A source guide lists the name, address, phone number and website for Jewish food stores in France, e.g., Picard Surgeles and Lenotre. It also lists French restaurants that serve Jewish cooking, e.g., Mini Palais in Paris, with addresses, phone numbers and websites.

A glossary defines Jewish food that you can enjoy in France, e.g., chremslach, a matzo meal fritter and cholent, an Eastern European Sabbath stew of meat, potatoes and beans.

Sample French Kosher recipes

Haroset from Bordeaux (Passover appetizer). Eggs baked in sand for Passover. Chopped liver with a confit of onions. Buckwheat blini with smoked salmon and creme fraiche. Lentil salad with mustard vinaigrette. Brisket with ginger, orange peel and tomato. Braided Sabbath bread with poppy seeds. Alsatian Hanukkah fruit bread. Cabbage stuffed with gefilte fish. Alsatian sweet and sour fish. Terrine of chicken with pistachio nuts, curry and hazelnuts. Roast duck with cherries. Sabbath beef stew. Pickelfleisch (corned beef). Roast lamb Jewish style. Alsatian pear kugel with prunes. Matzo kugel. Passover omelet. Eggplant gratin. Fried artichokes Jewish style. Passover chocolate almond cake. Apple upside-down cake for Erev Yom Kippur. Polish Hanukkah apple cake. Parisian Passover pineapple flan. Passover carrot torte. Passover almond macaroons.

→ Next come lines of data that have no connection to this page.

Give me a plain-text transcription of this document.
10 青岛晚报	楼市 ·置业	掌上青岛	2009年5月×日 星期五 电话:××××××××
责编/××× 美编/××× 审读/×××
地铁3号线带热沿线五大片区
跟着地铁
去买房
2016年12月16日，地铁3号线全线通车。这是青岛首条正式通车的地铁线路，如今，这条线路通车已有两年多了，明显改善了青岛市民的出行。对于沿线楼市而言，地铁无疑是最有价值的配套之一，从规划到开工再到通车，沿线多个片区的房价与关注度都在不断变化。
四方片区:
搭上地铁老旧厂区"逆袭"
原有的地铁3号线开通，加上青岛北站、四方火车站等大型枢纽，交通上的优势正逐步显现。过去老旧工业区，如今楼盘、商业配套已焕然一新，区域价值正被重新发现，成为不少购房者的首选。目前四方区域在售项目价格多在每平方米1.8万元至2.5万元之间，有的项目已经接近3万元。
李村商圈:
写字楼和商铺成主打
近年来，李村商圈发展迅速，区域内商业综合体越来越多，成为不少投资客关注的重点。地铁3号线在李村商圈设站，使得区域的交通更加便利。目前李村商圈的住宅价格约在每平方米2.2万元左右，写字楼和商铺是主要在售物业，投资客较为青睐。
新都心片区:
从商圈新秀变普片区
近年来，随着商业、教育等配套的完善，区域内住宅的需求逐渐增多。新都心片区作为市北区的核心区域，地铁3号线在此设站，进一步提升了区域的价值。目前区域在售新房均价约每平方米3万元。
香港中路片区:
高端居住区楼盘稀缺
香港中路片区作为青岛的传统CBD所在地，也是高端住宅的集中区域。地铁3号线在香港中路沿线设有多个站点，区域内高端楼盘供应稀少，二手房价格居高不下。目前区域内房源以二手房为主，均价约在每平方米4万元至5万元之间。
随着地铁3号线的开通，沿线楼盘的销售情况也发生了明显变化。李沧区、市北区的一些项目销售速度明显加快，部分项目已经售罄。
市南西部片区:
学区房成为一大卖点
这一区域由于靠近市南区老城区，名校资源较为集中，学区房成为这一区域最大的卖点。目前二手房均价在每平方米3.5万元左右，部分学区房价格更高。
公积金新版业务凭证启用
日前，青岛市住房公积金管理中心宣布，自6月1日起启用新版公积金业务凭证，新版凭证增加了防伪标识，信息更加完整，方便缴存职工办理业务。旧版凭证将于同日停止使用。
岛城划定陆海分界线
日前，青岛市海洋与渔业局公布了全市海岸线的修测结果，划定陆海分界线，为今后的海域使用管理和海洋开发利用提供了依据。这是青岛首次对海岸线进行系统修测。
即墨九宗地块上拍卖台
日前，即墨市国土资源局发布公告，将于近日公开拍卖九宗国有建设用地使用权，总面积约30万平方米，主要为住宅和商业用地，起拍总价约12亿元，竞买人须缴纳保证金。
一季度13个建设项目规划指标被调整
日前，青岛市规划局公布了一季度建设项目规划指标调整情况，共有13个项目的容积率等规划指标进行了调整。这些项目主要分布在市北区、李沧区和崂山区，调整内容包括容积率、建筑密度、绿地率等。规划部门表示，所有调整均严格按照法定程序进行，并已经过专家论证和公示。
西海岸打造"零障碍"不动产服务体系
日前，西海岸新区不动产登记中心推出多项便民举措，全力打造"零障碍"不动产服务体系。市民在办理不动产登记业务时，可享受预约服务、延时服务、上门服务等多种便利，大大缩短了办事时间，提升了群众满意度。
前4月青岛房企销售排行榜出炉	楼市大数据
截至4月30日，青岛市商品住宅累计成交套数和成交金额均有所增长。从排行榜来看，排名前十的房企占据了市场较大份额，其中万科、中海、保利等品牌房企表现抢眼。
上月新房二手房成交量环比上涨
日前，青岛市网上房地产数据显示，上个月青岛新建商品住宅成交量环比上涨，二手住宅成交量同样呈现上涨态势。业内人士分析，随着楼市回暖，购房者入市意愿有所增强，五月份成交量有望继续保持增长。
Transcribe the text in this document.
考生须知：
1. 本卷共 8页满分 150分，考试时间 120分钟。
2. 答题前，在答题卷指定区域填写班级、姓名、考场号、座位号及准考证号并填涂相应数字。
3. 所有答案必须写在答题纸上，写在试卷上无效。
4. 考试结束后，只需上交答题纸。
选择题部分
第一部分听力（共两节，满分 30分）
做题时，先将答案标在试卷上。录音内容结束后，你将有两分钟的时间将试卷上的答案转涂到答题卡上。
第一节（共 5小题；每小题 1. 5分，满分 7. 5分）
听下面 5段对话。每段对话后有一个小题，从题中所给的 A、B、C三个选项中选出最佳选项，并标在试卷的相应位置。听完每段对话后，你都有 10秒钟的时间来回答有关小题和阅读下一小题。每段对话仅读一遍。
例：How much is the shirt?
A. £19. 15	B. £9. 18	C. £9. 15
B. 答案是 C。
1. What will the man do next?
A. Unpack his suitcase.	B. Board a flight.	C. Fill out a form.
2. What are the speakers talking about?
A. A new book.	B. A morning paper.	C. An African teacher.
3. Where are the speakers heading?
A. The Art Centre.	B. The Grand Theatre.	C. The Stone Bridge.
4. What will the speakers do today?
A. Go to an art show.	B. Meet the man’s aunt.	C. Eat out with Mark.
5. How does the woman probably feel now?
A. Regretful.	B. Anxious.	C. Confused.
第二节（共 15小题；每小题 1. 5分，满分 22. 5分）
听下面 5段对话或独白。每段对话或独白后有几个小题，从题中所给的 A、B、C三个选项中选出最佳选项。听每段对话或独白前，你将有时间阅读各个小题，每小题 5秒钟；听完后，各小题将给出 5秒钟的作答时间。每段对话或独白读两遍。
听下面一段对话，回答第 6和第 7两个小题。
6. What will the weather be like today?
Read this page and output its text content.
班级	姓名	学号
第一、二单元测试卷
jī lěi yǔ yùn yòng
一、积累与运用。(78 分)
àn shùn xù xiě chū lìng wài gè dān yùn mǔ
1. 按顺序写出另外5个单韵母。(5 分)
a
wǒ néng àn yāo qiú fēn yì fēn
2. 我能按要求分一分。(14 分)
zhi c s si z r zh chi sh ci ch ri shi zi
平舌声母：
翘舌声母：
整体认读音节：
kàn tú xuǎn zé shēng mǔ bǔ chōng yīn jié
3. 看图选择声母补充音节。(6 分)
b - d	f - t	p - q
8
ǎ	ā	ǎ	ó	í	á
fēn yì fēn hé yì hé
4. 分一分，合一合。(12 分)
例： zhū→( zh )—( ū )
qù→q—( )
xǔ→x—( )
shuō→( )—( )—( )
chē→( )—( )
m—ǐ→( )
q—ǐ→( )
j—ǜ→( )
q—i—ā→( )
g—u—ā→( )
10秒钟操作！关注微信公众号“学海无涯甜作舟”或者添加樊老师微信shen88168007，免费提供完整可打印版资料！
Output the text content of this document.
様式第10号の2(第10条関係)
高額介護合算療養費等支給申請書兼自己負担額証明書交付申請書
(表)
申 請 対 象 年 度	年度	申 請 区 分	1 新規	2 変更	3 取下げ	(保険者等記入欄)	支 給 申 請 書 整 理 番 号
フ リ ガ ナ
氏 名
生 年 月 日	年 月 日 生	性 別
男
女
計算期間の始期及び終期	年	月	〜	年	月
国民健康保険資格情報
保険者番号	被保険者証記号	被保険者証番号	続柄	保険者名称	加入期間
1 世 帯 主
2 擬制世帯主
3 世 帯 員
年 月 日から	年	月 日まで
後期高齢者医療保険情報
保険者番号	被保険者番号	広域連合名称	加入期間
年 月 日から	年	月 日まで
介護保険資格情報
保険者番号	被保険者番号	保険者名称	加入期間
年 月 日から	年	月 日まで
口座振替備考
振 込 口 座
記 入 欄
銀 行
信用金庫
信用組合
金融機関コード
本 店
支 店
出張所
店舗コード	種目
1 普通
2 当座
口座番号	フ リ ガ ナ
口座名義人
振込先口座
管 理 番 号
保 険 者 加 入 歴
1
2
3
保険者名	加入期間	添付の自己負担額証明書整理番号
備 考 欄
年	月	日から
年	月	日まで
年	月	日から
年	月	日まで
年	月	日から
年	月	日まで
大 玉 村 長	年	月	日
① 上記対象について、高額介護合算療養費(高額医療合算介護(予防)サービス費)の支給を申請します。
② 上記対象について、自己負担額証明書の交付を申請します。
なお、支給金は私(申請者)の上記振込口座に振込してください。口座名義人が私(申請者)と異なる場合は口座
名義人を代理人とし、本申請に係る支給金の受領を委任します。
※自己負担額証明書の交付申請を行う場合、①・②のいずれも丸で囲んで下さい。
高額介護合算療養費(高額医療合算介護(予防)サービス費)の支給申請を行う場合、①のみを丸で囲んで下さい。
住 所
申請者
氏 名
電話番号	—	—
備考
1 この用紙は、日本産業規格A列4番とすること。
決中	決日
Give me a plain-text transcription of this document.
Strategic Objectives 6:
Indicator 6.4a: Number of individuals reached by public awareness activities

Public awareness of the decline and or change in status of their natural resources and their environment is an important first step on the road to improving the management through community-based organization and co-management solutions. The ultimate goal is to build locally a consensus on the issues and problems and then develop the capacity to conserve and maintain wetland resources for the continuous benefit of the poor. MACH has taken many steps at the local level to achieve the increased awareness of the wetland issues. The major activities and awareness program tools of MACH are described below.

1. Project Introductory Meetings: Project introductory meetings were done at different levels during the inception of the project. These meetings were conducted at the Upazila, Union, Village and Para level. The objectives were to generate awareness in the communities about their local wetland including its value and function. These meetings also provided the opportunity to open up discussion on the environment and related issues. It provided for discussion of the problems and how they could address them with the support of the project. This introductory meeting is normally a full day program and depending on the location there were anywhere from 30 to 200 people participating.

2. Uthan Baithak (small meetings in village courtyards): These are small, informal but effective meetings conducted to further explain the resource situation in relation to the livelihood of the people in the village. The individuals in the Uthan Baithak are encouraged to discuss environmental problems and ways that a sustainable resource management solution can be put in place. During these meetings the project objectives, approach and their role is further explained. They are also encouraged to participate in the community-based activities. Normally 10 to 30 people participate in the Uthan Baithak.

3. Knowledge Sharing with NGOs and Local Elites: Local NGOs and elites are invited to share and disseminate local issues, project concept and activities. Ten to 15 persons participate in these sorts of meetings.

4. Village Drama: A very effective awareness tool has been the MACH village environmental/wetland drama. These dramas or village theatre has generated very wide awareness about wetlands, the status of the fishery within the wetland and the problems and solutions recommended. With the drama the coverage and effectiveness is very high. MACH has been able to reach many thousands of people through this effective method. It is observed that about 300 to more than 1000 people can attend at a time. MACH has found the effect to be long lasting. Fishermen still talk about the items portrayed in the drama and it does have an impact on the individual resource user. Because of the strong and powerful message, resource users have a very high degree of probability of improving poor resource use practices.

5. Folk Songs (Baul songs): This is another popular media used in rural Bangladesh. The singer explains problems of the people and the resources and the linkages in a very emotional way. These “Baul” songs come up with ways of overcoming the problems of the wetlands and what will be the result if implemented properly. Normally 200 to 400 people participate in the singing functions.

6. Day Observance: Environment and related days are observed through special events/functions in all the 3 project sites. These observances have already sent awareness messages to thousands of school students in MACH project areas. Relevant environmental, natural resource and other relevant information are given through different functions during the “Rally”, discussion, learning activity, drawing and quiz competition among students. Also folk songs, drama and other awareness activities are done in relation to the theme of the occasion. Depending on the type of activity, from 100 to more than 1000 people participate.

Quiches, Kugels & Couscous-My search for Jewish Cooking in France

Contents

Introduction
  • Appetizers
  • Soups
  • Salads
  • Breads, Both Sacred and Secular
  • Fish
  • Chicken, Duck and Goose
  • Beef, Veal and Lamb
  • Quiches, Kugels, Omelets and Savory Soufflés
  • Grains, Pulses, Couscous and Rice
  • Vegetables
  • Desserts
A Sampling of French Jewish Menus
Glossary of Terms and Ingredients
A Source Guide
Index

Author

Joan Nathan's books include Jewish Holiday Cookbook, The Foods of Israel Today, The Jewish Holiday Baker, The Children's Jewish Holiday Kitchen and Jewish Cooking in America. She also hosted the PBS TV cooking show, Jewish Cooking in America with Joan Nathan, based on her cookbook.